The company says that the Dexter surgical robotics system combines the affordability of laparoscopy with the benefits of robotic surgery to increase simplicity and versatility in the space. Leading European hospitals are currently spearheading the development of procedural guidelines and training protocols for robotic surgery with Dexter as part of clinical studies and an early adopter program (EAP). Dexter received CE mark approval in Europe in December 2020.
In January, Distalmotion closed a $90 million Series E to support the platform. The company said it intends to use the funding to support the global commercialization Dexter.
Distalmotion said the latest investment arrives as the platform takes its first steps into the operating room, and a commercial rollout awaits.

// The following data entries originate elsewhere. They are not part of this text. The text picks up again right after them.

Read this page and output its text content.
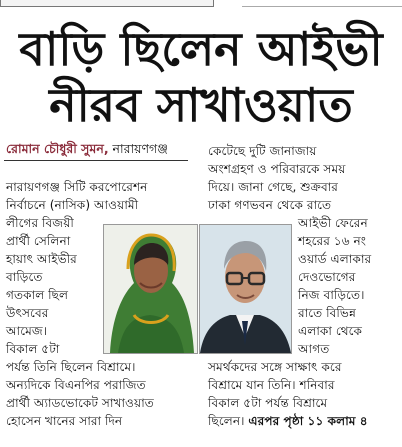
বাড়ি ছিলেন আইভী
নীরব সাখাওয়াত
রোমান চৌধুরী সুমন, নারায়ণগঞ্জ
নারায়ণগঞ্জ সিটি করপোরেশন
নির্বাচনে (নাসিক) আওয়ামী
লীগের বিজয়ী
প্রার্থী সেলিনা
হায়াৎ আইভীর
বাড়িতে
গতকাল ছিল
উৎসবের
আমেজ।
বিকাল ৫টা
পর্যন্ত তিনি ছিলেন বিশ্রামে।
অন্যদিকে বিএনপির পরাজিত
প্রার্থী অ্যাডভোকেট সাখাওয়াত
হোসেন খানের সারা দিন
কেটেছে দুটি জানাজায়
অংশগ্রহণ ও পরিবারকে সময়
দিয়ে। জানা গেছে, শুক্রবার
ঢাকা গণভবন থেকে রাতে
আইভী ফেরেন
শহরের ১৬ নং
ওয়ার্ড এলাকার
দেওভোগের
নিজ বাড়িতে।
রাতে বিভিন্ন
এলাকা থেকে
আগত
সমর্থকদের সঙ্গে সাক্ষাৎ করে
বিশ্রামে যান তিনি। শনিবার
বিকাল ৫টা পর্যন্ত বিশ্রামে
ছিলেন। এরপর পৃষ্ঠা ১১ কলাম ৪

The company is beginning installments in Western Europe with eyes on global expansion, including in the U.S. The company plans to work closely with the FDA on a U.S. submission supported by the latest financing.
Montpellier, France–based Quantum Surgical designed its robot-assisted Epione system to plan, target, deliver and confirm tumor ablation. The platform is used in minimally invasive liver cancer treatment.
The company said Epione enables clinicians to perform safe and effective percutaneous tumor ablations, expanding the option of such treatment to more patients battling liver cancer. The FDA granted the platform 510(k) clearance in March.
Clearance permits marketing for the Epione interventional oncology robot in the U.S., with Quantum Surgical planning to extend indications for the platform to other organs.
Quantum Surgical says that it also has intentions to develop artificial intelligence (AI)-based decision-support features for the Epione platform.